Perhaps the lookahead has a lot more drastic effect than I'm expecting on performance for short lookaheads, but I'd like to at least see some profiling of that, as it seems to me like this possibility was discarded without much consideration or explanation (it wasn't even included in the poll).
There's also another way to do this without lookaheads at all, by building up a structure for each potential path and then discarding the one that doesn't complete (I think this is basically a DFA but it's been a while since I read literature on this so I'm forgetting the terminology). This would probably avoid the performance issues but also probably be a larger departure from the current implementation of the parsers.
See https://github.com/w3c/csswg-drafts/issues/7961, which details some of the problems, including genuine and currently irreconcilable ambiguities, and goes into attempting to make it work by adding convoluted and complex rules and arbitrary lookahead in a way that I really strongly hope gets nixed because it’s awful. (And they’re really only trying to do this because they resolved to make & optional in #7834, which I think was where things started going wrong.)
Sorry, all the irreconcilable ambiguities are conflicts with other, not-yet-accepted proposals, with one exception, a conflict with JS tools that use JSON to spit out CSS. I'd argue that there are other syntax options for those other not-yet-accepted proposals, and this is likely to be a more-used feature than any I saw.

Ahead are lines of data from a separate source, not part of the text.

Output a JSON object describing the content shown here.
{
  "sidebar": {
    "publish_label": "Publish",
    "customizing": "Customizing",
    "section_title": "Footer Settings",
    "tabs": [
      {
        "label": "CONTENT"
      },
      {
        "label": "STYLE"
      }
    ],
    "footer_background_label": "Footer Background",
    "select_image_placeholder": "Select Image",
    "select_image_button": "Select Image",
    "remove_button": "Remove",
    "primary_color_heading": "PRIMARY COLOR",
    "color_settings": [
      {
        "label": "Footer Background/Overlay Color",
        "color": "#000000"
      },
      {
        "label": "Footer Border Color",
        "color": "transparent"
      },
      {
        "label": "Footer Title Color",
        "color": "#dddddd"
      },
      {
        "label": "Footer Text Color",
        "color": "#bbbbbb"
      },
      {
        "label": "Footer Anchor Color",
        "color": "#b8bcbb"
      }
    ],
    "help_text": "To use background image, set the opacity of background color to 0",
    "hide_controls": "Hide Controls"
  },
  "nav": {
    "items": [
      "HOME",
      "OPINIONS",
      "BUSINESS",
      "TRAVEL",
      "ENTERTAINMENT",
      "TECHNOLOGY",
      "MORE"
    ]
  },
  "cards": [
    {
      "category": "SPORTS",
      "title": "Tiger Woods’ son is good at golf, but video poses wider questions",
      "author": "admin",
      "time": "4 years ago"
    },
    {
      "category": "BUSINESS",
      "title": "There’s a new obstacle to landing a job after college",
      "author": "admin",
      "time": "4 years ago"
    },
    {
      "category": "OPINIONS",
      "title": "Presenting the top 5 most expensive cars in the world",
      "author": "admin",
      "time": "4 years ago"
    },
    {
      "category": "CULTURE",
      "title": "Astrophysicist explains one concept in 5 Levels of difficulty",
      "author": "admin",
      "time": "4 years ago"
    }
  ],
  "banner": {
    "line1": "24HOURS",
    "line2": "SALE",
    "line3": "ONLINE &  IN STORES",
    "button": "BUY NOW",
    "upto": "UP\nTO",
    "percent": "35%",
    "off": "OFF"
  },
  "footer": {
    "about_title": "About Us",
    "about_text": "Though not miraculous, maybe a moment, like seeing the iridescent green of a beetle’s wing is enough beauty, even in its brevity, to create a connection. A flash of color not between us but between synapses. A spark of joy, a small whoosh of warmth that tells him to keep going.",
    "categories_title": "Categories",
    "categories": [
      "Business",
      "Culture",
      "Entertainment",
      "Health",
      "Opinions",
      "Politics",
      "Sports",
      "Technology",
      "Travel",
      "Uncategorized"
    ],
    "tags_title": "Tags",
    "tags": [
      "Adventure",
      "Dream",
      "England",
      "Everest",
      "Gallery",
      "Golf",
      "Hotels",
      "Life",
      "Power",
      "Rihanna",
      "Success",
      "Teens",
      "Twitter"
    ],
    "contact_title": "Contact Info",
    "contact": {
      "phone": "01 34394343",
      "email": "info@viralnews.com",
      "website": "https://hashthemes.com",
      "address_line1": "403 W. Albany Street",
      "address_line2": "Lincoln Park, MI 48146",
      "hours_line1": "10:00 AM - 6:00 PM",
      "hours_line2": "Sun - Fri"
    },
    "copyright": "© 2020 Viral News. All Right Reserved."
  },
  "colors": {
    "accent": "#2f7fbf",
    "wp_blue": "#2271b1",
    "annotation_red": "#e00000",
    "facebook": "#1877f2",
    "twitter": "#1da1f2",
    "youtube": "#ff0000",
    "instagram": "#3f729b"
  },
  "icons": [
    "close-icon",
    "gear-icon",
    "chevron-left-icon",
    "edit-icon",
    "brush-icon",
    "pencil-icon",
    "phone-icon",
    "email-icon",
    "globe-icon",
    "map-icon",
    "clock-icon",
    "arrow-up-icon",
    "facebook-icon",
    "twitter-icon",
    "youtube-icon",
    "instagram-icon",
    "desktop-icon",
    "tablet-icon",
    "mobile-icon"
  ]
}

And forcing some poorly-designed JS tools to come up with a minor workaround just isn't something I care about.
Is there any conflict with anything that exists in the standard right now?
The parsing time issue is "in the standard now". Even if no rule today matches `property: value { something in brackets }`, that's still at least three tokens (`property`, ':', 'value') to read before bailing out at a bad "property" because values "shouldn't" have things in brackets. (You can build examples with complex CSS selectors where it becomes way more than 3 tokens, as well.)
CSS was designed to be "forgiving" of malformed input, so there's generally no "early" bailout the parser can make, even if it doesn't think it knows which property you are talking about and has a whitelist of specific properties it supports.
Indeed, the reason is simply to keep the current look-ahead(1) for the CSS syntax. If you allow nested rules with selector list which doesn't start with a symbol, you need (in theory) an unbounded look-ahead.
However, the current spec has been written in a way that it doesn't prevent removing this restriction in the future. But the CSSWG would prefer to have some real world profiling data to know the actual performance cost of removing this restriction.
I've written plenty of parsers (recursive descent, packrat, Pratt, and using generators) and not a single one would have any trouble parsing something like:
The only thing I can think of is that they are trying to avoid a lookahead, i.e. you have selectors like "body:has(p) {" which initially look like they could be setting a "body" attribute to the value "has" until you reach the "(". But these lookaheads aren't hard to implement in practice. There are performance issues if the lookahead has to go too deep, but CSS developers can use the & in those cases as an optimization, and you could limit lookahead depth to something like 256 (which would handle the vast majority of non-malicious use cases).Perhaps the lookahead has a lot more drastic effect than I'm expecting on performance for short lookaheads, but I'd like to at least see some profiling of that, as it seems to me like this possibility was discarded without much consideration or explanation (it wasn't even included in the poll).
There's also another way to do this without lookaheads at all, by building up a structure for each potential path and then discarding the one that doesn't complete (I think this is basically a DFA but it's been a while since I read literature on this so I'm forgetting the terminology). This would probably avoid the performance issues but also probably be a larger departure from the current implementation of the parsers.